Every single Wednesday, the air in the Harvest Garden Restaurant at Rainbow Towers Hotel (RTG) fills with an unmistakably nostalgic aroma.
It is a sensory journey designed to bring the warmth of a traditional Zimbabwean kitchen into a premium setting.
For locals, it feels like returning home; for international travellers, it is an authentic initiation into the soul of the country.
On these mid-week afternoons, the menu becomes a vibrant map of regional heritage. Guests gather around spreads featuring:
The Classics: Rich, gelatinous mazondo, tender oxtail, crispy open-fire ribs, and succulent lamb.
The Heart of the Hearth: Perfectly seasoned zvinyenze (traditional tripe pairings) and robust, slow-cooked road runner chicken stews.
Indigenous Grains & Staples: Earthy, nutrient-rich sadza rezviyo (finger millet) and mhunga (pearl millet), served alongside mutakura (a comforting mixture of beans and maize).
The Accompaniments: Sun-dried mufushwa (preserved leafy greens) simmered to perfection, and bowls of rich, velvety hodzeko (traditional soured milk).
It is a culinary celebration that honours the ancestral wisdom of utilising drought-resistant grains and organic, free-range proteins—long before the world caught on to the trends of sustainability and superfoods.

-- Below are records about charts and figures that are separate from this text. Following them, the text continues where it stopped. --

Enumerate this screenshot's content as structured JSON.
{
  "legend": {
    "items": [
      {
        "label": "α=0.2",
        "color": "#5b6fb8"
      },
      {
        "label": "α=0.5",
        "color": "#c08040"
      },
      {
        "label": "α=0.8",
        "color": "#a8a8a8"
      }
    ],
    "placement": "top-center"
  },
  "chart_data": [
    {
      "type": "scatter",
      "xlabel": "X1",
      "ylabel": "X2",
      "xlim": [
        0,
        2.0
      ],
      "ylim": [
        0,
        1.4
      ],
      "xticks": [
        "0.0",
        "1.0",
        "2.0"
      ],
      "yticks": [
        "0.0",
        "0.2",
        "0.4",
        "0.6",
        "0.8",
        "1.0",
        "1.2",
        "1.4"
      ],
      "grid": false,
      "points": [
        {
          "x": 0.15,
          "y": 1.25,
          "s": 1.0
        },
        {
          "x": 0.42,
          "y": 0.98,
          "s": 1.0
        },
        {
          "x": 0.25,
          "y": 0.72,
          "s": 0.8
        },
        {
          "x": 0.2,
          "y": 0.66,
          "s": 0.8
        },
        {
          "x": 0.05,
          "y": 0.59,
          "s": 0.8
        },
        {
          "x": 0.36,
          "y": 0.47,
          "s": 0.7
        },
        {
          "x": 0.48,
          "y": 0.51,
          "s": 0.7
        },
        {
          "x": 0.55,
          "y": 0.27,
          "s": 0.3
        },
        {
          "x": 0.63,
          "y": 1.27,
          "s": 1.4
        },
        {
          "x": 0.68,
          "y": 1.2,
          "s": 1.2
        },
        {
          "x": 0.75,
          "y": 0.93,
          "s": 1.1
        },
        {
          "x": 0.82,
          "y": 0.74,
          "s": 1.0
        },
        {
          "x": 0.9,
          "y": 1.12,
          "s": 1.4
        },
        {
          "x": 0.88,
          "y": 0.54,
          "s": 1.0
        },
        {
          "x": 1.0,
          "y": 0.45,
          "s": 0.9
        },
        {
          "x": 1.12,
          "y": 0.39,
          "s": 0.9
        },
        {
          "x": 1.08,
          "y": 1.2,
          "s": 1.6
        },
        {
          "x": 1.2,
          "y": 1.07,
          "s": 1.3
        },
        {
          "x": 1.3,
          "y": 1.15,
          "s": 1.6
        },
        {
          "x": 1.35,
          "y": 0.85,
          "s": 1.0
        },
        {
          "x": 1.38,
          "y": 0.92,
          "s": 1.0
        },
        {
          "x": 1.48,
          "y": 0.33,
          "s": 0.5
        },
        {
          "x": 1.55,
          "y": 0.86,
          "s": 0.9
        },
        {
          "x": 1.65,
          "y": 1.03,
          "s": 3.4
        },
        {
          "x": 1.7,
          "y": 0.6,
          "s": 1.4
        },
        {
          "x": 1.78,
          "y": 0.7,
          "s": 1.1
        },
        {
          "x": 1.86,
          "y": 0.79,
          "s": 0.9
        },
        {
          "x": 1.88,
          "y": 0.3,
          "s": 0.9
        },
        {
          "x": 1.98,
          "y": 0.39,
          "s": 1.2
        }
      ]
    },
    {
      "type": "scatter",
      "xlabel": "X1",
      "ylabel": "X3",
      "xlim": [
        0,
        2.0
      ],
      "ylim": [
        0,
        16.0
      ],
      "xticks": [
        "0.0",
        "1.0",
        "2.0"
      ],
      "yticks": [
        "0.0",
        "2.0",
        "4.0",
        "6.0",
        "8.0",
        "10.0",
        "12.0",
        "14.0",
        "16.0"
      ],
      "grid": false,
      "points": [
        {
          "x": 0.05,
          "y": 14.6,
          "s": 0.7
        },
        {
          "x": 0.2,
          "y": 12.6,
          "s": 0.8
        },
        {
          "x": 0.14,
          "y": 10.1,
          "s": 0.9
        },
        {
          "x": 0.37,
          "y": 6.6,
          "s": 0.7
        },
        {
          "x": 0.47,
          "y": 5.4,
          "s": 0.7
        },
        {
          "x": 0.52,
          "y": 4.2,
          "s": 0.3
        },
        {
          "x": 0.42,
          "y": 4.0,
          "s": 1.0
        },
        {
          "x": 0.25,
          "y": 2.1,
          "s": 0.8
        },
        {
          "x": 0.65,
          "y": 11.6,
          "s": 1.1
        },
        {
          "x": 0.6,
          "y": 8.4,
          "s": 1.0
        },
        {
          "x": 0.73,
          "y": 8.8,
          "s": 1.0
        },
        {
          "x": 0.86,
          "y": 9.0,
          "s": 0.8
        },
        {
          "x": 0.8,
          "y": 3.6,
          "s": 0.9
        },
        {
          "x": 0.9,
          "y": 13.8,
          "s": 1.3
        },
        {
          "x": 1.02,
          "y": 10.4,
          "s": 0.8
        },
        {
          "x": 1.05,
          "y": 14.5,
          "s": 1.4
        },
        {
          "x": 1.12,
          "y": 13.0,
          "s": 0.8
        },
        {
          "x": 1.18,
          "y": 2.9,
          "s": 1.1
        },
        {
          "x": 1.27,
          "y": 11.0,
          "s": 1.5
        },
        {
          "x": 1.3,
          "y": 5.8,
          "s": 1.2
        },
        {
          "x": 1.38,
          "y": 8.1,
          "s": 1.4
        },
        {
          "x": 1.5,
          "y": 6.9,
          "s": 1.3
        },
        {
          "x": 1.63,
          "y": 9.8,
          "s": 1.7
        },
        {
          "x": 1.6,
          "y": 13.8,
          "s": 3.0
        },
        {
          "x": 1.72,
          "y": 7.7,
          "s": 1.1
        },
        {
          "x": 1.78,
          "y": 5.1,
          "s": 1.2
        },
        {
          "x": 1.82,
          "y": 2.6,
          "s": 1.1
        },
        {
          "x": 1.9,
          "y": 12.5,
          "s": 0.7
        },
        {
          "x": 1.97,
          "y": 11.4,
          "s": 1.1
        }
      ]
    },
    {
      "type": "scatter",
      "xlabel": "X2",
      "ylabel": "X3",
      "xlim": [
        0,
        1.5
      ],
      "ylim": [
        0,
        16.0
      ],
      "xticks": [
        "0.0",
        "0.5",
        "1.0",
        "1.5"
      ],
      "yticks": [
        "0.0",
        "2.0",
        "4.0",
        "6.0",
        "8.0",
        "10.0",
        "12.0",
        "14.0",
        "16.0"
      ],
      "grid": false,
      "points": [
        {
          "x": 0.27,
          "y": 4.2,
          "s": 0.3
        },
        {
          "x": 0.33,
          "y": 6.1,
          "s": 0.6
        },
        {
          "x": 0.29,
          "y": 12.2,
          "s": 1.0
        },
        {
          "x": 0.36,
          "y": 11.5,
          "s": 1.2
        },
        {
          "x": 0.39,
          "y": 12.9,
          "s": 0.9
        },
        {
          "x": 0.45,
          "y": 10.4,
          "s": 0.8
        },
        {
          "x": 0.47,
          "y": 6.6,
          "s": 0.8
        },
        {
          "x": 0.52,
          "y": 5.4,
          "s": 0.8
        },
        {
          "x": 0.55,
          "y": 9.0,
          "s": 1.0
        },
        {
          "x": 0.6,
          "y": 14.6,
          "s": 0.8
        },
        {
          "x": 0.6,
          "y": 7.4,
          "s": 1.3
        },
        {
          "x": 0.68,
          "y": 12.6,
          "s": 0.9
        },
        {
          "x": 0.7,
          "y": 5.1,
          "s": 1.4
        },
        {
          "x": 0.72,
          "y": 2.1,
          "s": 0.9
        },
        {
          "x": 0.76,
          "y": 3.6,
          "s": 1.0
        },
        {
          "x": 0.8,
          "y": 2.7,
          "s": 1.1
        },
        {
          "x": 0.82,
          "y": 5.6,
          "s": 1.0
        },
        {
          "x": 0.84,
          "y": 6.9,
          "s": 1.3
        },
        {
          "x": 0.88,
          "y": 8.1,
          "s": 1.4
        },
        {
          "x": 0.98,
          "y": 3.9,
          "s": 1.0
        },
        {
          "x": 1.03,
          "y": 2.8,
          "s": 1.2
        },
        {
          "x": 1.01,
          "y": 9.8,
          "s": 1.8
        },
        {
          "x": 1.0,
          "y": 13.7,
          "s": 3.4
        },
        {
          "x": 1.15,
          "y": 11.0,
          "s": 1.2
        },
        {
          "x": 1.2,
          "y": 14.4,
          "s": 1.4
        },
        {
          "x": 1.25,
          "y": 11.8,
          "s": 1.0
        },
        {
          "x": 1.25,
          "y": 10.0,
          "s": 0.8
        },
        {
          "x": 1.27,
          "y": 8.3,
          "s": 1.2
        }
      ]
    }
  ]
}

Rainbow Tourism Group (RTG) will mark Africa Day on May 25 with a nationwide culinary celebration featuring traditional Zimbabwean meals across its hotel portfolio.
The celebration will run during both lunch and dinner service, with sittings scheduled from 12:30pm to 2:30pm and 6:30pm to 10:00pm.
Guests will be treated to a buffet-style menu highlighting local dishes, priced from US$28 per person.
This initiative is aimed at promoting Zimbabwean culture and cuisine and will also feature traditional welcome drinks such as maheu or chibuku.
In addition to the dining experience, attendees are encouraged to dress in African attire, with prizes set to be awarded for the best-dressed guests. Live African music performances will provide entertainment throughout the day.
Participating venues are RTG’s properties across the country, which are Rainbow Towers Hotel and Conference Centre, New Ambassador Hotel, Kadoma Hotel and Conference Centre, Bulawayo Rainbow Hotel, Victoria Falls Rainbow Hotel, A’Zambezi River Lodge, and Montclair Resort and Conference.
Guests can choose to have their meals served in hotpots starting from US$6 as part of the offering.
Reservations are open, subject to availability.